Ceremony of Us workshop, 1965. Photographer unknown. Anna Halprin Papers; courtesy of Museum of Performance and Design, San Francisco.
A few guidelines arose from my search for a dance that would meet human needs on so many different levels. The underlying principle is that as life experiences deepen, art expression expands, and vice versa: as art expression deepens, life experiences expand. This idea, when applied to groups of people, is centered around six intentions:
1. Maximize participation. This approach is open to all people. No formal dance training is required. All movements are potentially dance, and we are all dancers.
2. Encourage diversity. Honoring the differences in human experience, respecting individual expression, and encouraging cultural and ethnic input are essential.

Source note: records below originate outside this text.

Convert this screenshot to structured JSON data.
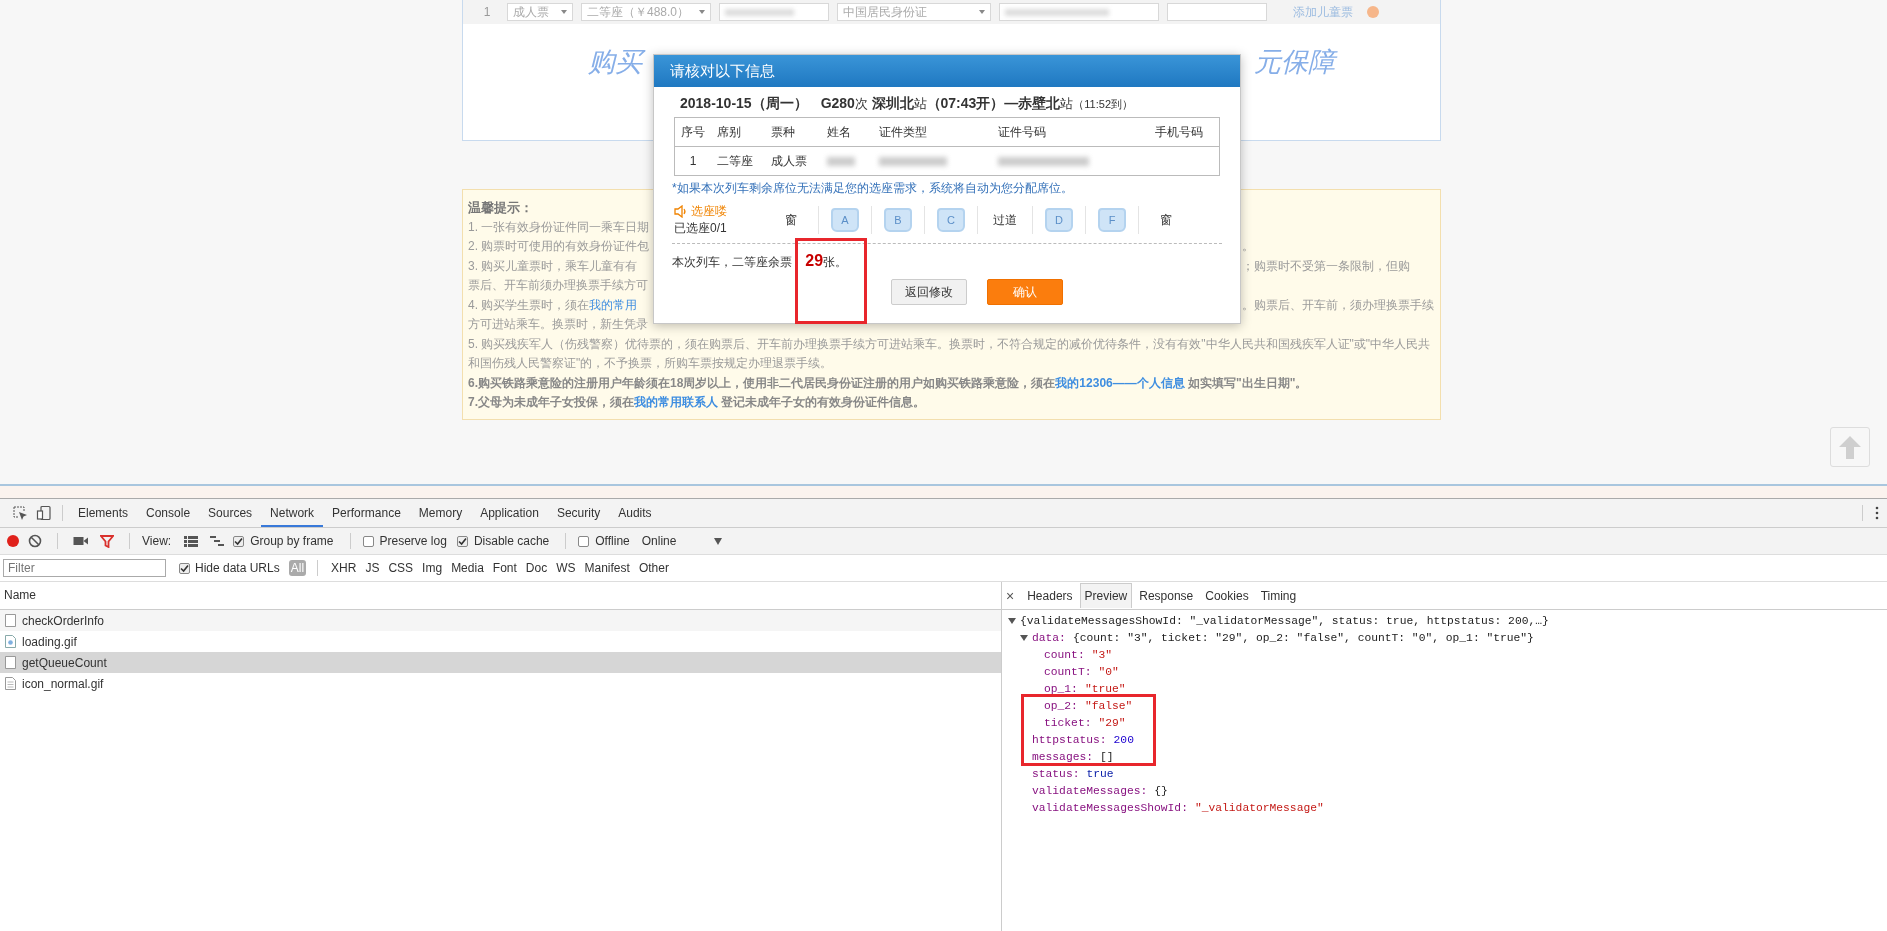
{
  "page": {
    "passenger_row": {
      "index": "1",
      "ticket_type": "成人票",
      "seat_class": "二等座（￥488.0）",
      "id_type": "中国居民身份证",
      "add_child": "添加儿童票"
    },
    "banner": {
      "left": "购买",
      "right": "元保障"
    },
    "tips": {
      "title": "温馨提示：",
      "lines": [
        {
          "kind": "split",
          "left": [
            {
              "text": "1. 一张有效身份证件同一乘车日期"
            }
          ]
        },
        {
          "kind": "split",
          "left": [
            {
              "text": "2. 购票时可使用的有效身份证件包"
            }
          ],
          "right": "。"
        },
        {
          "kind": "split",
          "left": [
            {
              "text": "3. 购买儿童票时，乘车儿童有有"
            }
          ],
          "right": "；购票时不受第一条限制，但购"
        },
        {
          "kind": "split",
          "left": [
            {
              "text": "票后、开车前须办理换票手续方可"
            }
          ]
        },
        {
          "kind": "split",
          "left": [
            {
              "text": "4. 购买学生票时，须在"
            },
            {
              "text": "我的常用",
              "link": true
            }
          ],
          "right": "。购票后、开车前，须办理换票手续"
        },
        {
          "kind": "para",
          "bold": false,
          "segments": [
            {
              "text": "方可进站乘车。换票时，新生凭录"
            }
          ]
        },
        {
          "kind": "para",
          "bold": false,
          "segments": [
            {
              "text": "5. 购买残疾军人（伤残警察）优待票的，须在购票后、开车前办理换票手续方可进站乘车。换票时，不符合规定的减价优待条件，没有有效\"中华人民共和国残疾军人证\"或\"中华人民共和国伤残人民警察证\"的，不予换票，所购车票按规定办理退票手续。"
            }
          ]
        },
        {
          "kind": "para",
          "bold": true,
          "segments": [
            {
              "text": "6.购买铁路乘意险的注册用户年龄须在18周岁以上，使用非二代居民身份证注册的用户如购买铁路乘意险，须在"
            },
            {
              "text": "我的12306——个人信息",
              "link": true
            },
            {
              "text": " 如实填写\"出生日期\"。"
            }
          ]
        },
        {
          "kind": "para",
          "bold": true,
          "segments": [
            {
              "text": "7.父母为未成年子女投保，须在"
            },
            {
              "text": "我的常用联系人",
              "link": true
            },
            {
              "text": " 登记未成年子女的有效身份证件信息。"
            }
          ]
        }
      ]
    }
  },
  "dialog": {
    "title": "请核对以下信息",
    "train": "**2018-10-15（周一）**　**G280**次 **深圳北**站**（07:43开）—赤壁北**站",
    "arrival": "（11:52到）",
    "columns": [
      "序号",
      "席别",
      "票种",
      "姓名",
      "证件类型",
      "证件号码",
      "手机号码"
    ],
    "rows": [
      {
        "cells": [
          {
            "kind": "text",
            "text": "1"
          },
          {
            "kind": "text",
            "text": "二等座"
          },
          {
            "kind": "text",
            "text": "成人票"
          },
          {
            "kind": "blurred"
          },
          {
            "kind": "blurred"
          },
          {
            "kind": "blurred"
          }
        ]
      }
    ],
    "note": "*如果本次列车剩余席位无法满足您的选座需求，系统将自动为您分配席位。",
    "seat_pick": {
      "label": "选座喽",
      "count": "已选座0/1",
      "seats": [
        {
          "kind": "label",
          "text": "窗"
        },
        {
          "kind": "seat",
          "text": "A",
          "selected": false
        },
        {
          "kind": "seat",
          "text": "B",
          "selected": false
        },
        {
          "kind": "seat",
          "text": "C",
          "selected": false
        },
        {
          "kind": "label",
          "text": "过道"
        },
        {
          "kind": "seat",
          "text": "D",
          "selected": false
        },
        {
          "kind": "seat",
          "text": "F",
          "selected": false
        },
        {
          "kind": "label",
          "text": "窗"
        }
      ]
    },
    "remaining": "本次列车，二等座余票 **29**张。",
    "buttons": [
      {
        "kind": "secondary",
        "label": "返回修改"
      },
      {
        "kind": "primary",
        "label": "确认"
      }
    ]
  },
  "devtools": {
    "tabs": [
      {
        "label": "Elements",
        "selected": false
      },
      {
        "label": "Console",
        "selected": false
      },
      {
        "label": "Sources",
        "selected": false
      },
      {
        "label": "Network",
        "selected": true
      },
      {
        "label": "Performance",
        "selected": false
      },
      {
        "label": "Memory",
        "selected": false
      },
      {
        "label": "Application",
        "selected": false
      },
      {
        "label": "Security",
        "selected": false
      },
      {
        "label": "Audits",
        "selected": false
      }
    ],
    "recording": true,
    "filter_shown": true,
    "view_label": "View:",
    "options": [
      {
        "label": "Group by frame",
        "checked": true
      },
      {
        "label": "Preserve log",
        "checked": false
      },
      {
        "label": "Disable cache",
        "checked": true
      },
      {
        "label": "Offline",
        "checked": false
      }
    ],
    "throttle": "Online",
    "filter": {
      "placeholder": "Filter"
    },
    "hide_data_urls": {
      "label": "Hide data URLs",
      "checked": true
    },
    "types": [
      {
        "label": "All",
        "selected": true
      },
      {
        "label": "XHR",
        "selected": false
      },
      {
        "label": "JS",
        "selected": false
      },
      {
        "label": "CSS",
        "selected": false
      },
      {
        "label": "Img",
        "selected": false
      },
      {
        "label": "Media",
        "selected": false
      },
      {
        "label": "Font",
        "selected": false
      },
      {
        "label": "Doc",
        "selected": false
      },
      {
        "label": "WS",
        "selected": false
      },
      {
        "label": "Manifest",
        "selected": false
      },
      {
        "label": "Other",
        "selected": false
      }
    ],
    "column": "Name",
    "requests": [
      {
        "name": "checkOrderInfo",
        "kind": "document",
        "selected": false
      },
      {
        "name": "loading.gif",
        "kind": "image",
        "selected": false
      },
      {
        "name": "getQueueCount",
        "kind": "document",
        "selected": true
      },
      {
        "name": "icon_normal.gif",
        "kind": "file",
        "selected": false
      }
    ],
    "close": "×",
    "detail_tabs": [
      {
        "label": "Headers",
        "selected": false
      },
      {
        "label": "Preview",
        "selected": true
      },
      {
        "label": "Response",
        "selected": false
      },
      {
        "label": "Cookies",
        "selected": false
      },
      {
        "label": "Timing",
        "selected": false
      }
    ],
    "tree": [
      {
        "value": "{validateMessagesShowId: \"_validatorMessage\", status: true, httpstatus: 200,…}",
        "kind": "summary",
        "expanded": true,
        "children": [
          {
            "key": "data:",
            "value": "{count: \"3\", ticket: \"29\", op_2: \"false\", countT: \"0\", op_1: \"true\"}",
            "kind": "summary",
            "expanded": true,
            "children": [
              {
                "key": "count:",
                "value": "\"3\"",
                "kind": "string"
              },
              {
                "key": "countT:",
                "value": "\"0\"",
                "kind": "string"
              },
              {
                "key": "op_1:",
                "value": "\"true\"",
                "kind": "string"
              },
              {
                "key": "op_2:",
                "value": "\"false\"",
                "kind": "string"
              },
              {
                "key": "ticket:",
                "value": "\"29\"",
                "kind": "string"
              }
            ]
          },
          {
            "key": "httpstatus:",
            "value": "200",
            "kind": "number"
          },
          {
            "key": "messages:",
            "value": "[]",
            "kind": "object"
          },
          {
            "key": "status:",
            "value": "true",
            "kind": "bool"
          },
          {
            "key": "validateMessages:",
            "value": "{}",
            "kind": "object"
          },
          {
            "key": "validateMessagesShowId:",
            "value": "\"_validatorMessage\"",
            "kind": "string"
          }
        ]
      }
    ]
  }
}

Ceremony of Us workshop, 1965. Photographer unknown. Anna Halprin Papers; courtesy of Museum of Performance and Design, San Francisco.
3. Search for commonality. Despite our cultural differences, there are inherent biological characteristics common to us all as human beings—physically, emotionally, mentally, and spiritually. This creates the basis for a shared language of expression.
4. Generate creativity. A high value is given to involvement, experimentation, and exploration leading to the discovery of new and effective ways to respond to life situations. The process is free of judgmental reactions or an attachment to a preconceived outcome.